Iraq is OPEC’s second-largest producer, but it has been struggling to boost production in line with the OPEC+ production expansion agreement that the extended cartel inked last year after demand began to recover after the pandemic.
Per OPEC’s latest Monthly Oil Market Report, Iraq produced some 4.4 million bpd in May, down from 4.426 million bpd in April. The May average production rate was also lower than Iraq’s production rate for the last quarter of 2021. Before the pandemic decimated demand and prompted OPEC and its partners to cut production severely, Iraq was pumping some 4.5 million bpd.
Despite political troubles and doubts about the future of investments in Iraq’s oil, the country’s Oil Minister, Ihsan Abdul Jabbar Ismail, has the ambition to see production capacity at as much as 8 million barrels daily by 2027.

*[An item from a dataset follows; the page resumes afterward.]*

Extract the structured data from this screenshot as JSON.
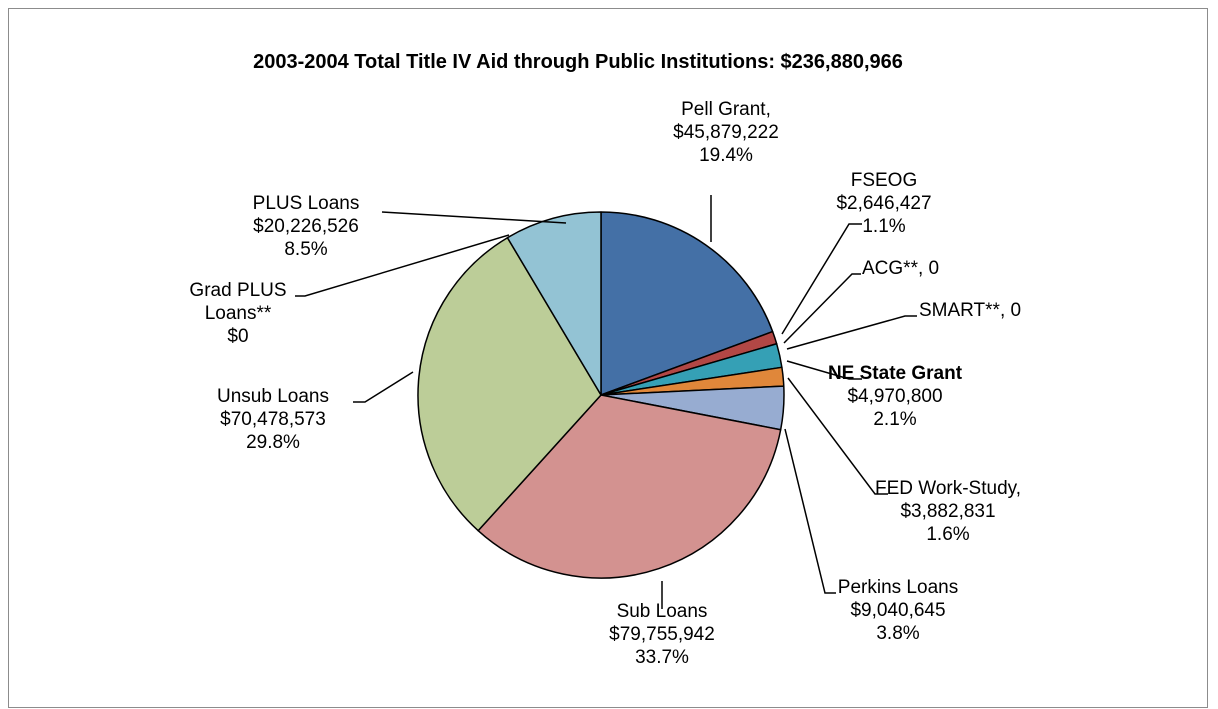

“I don’t think we’ll be expanding our capacity beyond … another 1 million b/d within five years,” his deputy, Allawi, said. According to him, 6 million bpd was a more realistic target for production capacity expansion.
Meanwhile, Big Oil is leaving Iraq, which is one of the reasons for the uncertainty of its oil industry growth’s future. Earlier this week, the news broke that state-owned Basrah Oil Company will buy Exxon’s stake in the West Qurna 1 oil field as the supermajor seeks to exit Iraq.
Meanwhile, Iraq is also expanding into LNG amid growing global demand. Just this week, the country announced the first shipment of liquefied gas from the port of Umm Qasr. Plans are to also export compressed and semi-cooled liquefied gas.